Alors que le débat au Parlement grec se déroule ce mercredi après-midi 15 juillet, il est important de prendre connaissance de la déclaration du ministre de la Reconstruction productive, Panagiotis Lafazanis, et celle d’une majorité absolue du Comité central de Syriza, ce d’autant plus que la tendance à marginaliser le parti de coalition qu’est Syriza à l’avantage des instances exécutives est affirmée depuis quelques mois.
Le seul argument mis en avant par Alexis Tsipras dans son intervention télévisée du 14 juillet avait trait à une possible ouverture pour une restructuration dite importante de la dette. Une restructuration qui n’entrerait en vigueur qu’une fois le coup de massue – ou les obus de la Grosse Bertha (Dicke Bertha) – des contre-réformes aurait écrasé la société. Ce genre de promesse avait déjà été fait en 2012 lors du second mémorandum. Angélique Kourounis, correspondante de Radio France à Athènes, utilisait une métaphore illustrant le dilemme quotidien auquel font face les Grecs: manger du yaourt blanc, qui est exonéré de la TVA à 13%, ou manger du yaourt sucré, au prix salé par une TVA à 13%.

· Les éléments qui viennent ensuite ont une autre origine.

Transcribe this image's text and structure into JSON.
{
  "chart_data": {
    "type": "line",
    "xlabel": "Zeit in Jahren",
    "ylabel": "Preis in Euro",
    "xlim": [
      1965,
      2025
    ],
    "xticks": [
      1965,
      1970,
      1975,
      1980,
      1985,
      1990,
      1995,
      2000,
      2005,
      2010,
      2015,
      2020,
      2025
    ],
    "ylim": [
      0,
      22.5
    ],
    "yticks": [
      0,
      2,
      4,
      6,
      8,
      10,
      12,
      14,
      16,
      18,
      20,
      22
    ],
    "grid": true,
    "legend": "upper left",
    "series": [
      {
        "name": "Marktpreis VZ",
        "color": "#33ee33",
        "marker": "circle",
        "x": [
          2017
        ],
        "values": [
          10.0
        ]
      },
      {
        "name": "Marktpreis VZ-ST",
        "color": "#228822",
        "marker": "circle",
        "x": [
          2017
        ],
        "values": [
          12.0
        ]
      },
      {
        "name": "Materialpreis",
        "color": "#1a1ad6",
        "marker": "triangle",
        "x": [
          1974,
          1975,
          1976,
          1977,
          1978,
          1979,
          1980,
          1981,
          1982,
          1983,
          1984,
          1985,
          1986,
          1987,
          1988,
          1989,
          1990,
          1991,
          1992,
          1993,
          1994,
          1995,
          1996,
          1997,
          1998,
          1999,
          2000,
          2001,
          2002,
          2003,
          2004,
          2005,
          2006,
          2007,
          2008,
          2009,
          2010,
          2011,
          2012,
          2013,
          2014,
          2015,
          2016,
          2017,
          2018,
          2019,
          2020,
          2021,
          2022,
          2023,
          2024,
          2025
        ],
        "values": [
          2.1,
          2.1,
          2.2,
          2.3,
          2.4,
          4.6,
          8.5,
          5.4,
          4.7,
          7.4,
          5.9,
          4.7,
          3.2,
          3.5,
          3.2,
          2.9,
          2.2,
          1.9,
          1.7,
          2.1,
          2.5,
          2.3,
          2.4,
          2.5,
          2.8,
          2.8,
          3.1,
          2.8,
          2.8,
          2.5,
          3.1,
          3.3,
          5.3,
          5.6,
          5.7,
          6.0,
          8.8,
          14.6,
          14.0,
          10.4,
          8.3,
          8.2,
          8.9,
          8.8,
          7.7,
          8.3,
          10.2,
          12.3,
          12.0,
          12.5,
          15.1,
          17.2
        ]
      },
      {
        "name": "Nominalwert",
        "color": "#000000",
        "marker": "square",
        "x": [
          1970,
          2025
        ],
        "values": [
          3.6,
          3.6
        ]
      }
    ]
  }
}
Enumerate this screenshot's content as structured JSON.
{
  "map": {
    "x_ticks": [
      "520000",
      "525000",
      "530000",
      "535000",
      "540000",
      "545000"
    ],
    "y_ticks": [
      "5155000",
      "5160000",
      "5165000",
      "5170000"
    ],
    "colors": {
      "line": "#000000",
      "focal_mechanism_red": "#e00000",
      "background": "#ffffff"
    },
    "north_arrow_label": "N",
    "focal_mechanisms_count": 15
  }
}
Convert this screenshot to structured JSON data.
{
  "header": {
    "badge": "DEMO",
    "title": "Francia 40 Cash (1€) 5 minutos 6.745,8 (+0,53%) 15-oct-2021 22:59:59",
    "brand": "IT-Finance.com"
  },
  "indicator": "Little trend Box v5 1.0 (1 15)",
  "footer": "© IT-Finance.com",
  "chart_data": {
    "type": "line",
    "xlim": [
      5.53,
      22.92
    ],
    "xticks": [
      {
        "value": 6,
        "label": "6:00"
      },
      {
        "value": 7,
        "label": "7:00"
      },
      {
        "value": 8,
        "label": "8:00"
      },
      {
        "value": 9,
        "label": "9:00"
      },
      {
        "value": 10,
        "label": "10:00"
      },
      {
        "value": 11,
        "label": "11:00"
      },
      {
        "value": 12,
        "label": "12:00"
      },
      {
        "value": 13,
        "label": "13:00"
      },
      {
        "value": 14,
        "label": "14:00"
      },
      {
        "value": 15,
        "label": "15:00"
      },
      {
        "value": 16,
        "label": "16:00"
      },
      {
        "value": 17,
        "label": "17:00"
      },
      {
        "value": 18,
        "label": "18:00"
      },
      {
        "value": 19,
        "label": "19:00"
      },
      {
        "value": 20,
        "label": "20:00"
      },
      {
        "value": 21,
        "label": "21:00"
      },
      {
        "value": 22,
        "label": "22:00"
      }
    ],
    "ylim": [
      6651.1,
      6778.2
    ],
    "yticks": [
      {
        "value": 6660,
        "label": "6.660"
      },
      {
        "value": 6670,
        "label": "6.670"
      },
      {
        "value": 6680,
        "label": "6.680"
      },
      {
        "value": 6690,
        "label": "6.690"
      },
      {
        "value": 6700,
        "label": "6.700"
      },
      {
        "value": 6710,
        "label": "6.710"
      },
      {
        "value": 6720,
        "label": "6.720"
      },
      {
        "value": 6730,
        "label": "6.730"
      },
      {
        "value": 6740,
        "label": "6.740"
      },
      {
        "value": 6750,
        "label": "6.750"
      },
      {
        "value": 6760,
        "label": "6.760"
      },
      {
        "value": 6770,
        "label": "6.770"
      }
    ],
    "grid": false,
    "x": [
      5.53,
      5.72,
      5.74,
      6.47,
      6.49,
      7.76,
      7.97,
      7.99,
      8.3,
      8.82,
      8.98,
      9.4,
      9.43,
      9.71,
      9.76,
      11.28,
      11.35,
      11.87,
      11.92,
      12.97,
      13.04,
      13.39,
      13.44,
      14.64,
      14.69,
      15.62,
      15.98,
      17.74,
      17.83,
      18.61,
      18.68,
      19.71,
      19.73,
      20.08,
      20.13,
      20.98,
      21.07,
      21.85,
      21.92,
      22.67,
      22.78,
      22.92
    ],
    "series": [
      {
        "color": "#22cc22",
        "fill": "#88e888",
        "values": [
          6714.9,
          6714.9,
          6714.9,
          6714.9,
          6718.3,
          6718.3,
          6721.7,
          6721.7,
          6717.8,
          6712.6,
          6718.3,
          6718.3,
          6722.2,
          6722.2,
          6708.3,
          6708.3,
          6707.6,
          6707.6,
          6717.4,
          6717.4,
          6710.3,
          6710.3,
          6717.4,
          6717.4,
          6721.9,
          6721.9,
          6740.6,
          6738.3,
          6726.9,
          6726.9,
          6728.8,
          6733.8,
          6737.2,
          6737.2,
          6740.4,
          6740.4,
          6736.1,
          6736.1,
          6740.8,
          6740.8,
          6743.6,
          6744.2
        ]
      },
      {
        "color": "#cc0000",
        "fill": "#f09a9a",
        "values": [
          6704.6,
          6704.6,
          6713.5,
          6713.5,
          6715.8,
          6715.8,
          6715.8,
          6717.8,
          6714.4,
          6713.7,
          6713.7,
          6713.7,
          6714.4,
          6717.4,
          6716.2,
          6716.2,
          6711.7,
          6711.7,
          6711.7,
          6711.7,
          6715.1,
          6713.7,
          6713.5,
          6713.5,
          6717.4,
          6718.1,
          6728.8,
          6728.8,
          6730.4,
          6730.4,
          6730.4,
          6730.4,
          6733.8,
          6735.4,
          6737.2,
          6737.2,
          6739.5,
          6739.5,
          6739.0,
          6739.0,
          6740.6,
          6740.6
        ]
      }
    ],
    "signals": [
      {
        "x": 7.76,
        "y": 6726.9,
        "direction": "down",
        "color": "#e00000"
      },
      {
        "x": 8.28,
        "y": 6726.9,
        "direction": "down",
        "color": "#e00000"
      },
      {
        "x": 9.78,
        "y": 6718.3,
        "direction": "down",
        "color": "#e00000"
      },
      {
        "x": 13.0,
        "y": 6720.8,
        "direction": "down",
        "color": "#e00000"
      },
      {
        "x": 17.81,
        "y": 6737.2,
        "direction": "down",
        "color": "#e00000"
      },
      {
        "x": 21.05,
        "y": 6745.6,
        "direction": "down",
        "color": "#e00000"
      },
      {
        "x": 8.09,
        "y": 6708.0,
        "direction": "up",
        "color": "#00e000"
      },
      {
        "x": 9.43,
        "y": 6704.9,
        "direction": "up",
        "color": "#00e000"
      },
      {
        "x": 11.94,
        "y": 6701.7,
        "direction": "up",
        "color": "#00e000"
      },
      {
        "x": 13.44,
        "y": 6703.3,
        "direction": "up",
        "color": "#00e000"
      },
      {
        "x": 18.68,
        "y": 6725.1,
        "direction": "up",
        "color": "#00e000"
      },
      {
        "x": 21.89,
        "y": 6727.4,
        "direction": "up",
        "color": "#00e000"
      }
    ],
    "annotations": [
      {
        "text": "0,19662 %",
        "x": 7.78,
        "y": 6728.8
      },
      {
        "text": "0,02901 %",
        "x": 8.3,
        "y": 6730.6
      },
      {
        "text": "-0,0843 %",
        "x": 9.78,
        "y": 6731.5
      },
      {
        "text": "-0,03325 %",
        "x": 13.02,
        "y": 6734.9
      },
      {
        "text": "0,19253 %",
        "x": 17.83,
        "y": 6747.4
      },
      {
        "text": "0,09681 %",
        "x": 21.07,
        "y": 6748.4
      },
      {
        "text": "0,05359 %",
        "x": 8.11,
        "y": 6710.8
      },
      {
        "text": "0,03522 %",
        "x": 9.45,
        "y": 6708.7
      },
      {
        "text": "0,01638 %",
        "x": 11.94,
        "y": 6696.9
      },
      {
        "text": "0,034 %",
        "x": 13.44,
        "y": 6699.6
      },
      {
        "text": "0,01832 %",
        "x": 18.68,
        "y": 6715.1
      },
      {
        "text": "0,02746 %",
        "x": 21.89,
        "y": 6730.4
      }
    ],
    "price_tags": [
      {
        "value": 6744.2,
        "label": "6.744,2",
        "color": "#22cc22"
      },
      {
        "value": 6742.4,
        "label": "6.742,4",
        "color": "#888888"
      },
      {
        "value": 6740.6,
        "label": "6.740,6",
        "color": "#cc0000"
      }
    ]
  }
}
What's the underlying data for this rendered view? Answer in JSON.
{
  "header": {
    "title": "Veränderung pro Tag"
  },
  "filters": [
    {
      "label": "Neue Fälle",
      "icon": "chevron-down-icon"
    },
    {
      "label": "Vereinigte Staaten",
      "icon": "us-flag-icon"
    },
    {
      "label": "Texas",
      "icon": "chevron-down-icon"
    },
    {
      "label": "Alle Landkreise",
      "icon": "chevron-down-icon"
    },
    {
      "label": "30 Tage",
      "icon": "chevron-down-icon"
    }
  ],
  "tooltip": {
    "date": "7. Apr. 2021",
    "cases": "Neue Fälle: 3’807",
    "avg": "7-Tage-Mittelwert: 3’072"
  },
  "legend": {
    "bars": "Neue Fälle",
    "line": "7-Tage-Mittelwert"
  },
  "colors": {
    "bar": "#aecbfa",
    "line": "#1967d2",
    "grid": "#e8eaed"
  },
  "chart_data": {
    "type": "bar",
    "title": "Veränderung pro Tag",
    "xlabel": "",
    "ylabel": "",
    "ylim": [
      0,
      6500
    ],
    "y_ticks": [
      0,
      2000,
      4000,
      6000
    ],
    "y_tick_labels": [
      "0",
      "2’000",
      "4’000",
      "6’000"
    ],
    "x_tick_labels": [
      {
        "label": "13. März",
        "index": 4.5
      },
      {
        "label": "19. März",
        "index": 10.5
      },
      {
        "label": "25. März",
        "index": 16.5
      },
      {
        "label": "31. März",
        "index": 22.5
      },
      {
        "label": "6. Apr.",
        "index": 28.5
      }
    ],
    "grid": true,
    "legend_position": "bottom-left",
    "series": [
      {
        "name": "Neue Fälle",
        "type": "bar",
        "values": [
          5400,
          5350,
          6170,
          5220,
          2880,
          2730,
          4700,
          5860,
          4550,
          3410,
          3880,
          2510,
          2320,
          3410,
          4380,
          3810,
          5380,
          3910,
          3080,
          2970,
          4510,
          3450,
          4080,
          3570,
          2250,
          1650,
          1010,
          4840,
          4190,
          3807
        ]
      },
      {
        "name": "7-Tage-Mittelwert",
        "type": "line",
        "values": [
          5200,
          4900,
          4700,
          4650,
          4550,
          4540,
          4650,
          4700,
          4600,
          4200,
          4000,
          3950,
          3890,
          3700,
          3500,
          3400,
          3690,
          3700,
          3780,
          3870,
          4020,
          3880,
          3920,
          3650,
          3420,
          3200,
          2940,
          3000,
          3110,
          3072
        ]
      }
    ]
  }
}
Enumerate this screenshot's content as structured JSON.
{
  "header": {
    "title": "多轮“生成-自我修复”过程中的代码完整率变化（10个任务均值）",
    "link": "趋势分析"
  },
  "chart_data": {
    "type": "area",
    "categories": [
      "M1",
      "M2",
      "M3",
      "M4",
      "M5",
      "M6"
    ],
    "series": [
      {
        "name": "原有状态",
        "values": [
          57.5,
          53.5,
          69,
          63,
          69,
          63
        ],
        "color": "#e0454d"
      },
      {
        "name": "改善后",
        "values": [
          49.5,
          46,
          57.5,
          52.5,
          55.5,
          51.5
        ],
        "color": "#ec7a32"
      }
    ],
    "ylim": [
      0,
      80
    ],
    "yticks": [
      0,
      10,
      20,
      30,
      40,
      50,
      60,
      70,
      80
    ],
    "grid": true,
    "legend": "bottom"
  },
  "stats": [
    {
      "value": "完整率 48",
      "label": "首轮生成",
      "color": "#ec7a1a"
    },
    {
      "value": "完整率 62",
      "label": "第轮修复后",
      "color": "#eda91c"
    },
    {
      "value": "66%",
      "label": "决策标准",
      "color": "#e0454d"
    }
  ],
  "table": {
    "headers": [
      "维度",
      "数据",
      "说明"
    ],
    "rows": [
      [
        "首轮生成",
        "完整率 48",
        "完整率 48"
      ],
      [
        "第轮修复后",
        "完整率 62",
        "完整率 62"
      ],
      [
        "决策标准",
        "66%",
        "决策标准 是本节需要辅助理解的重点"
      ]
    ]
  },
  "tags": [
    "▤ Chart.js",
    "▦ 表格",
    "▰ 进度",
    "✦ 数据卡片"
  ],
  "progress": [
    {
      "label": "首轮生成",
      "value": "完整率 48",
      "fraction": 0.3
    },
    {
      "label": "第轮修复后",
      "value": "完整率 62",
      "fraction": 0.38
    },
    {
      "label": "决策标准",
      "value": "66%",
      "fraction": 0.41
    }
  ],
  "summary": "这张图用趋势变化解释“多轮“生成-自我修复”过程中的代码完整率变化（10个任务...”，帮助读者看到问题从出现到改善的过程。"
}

Au sein même des instances européennes, les prévisions sur l’économie grecque sont claires: une nouvelle récession entre 2 et 4%. Donc, une impossibilité de dégager un excédent primaire (solde budgétaire en pour cent du PIB avant le service de la dette) de 3,5% en 2018. Cet objectif a une tonalité politique, comme l’ensemble du diktat. Et les analyses macroéconomiques prévisionnelles de cet accord sont aussi fantaisistes que les prédictions sur les taux de change à 10 ans. Aujourd’hui, la société grecque est enfoncée dans une crise analogue à celle des années 1930 où se mélangent la colère, la résistance, le mécontentement, la déprime. A quoi s’ajoute une crise de leadership du côté des partis de la droite (Nouvelle Démocratie, Pasok, To Potami) et de Syriza. Simultanément, l’Etat est désargenté et les banques sont plongées dans une situation d’illiquidité, largement pilotée par la politique de la BCE. Une façon de mettre l’économie grecque sur la voie du Grexit, ce à quoi plus des acteurs économico-politiques de l’Union européenne ont déjà réfléchi.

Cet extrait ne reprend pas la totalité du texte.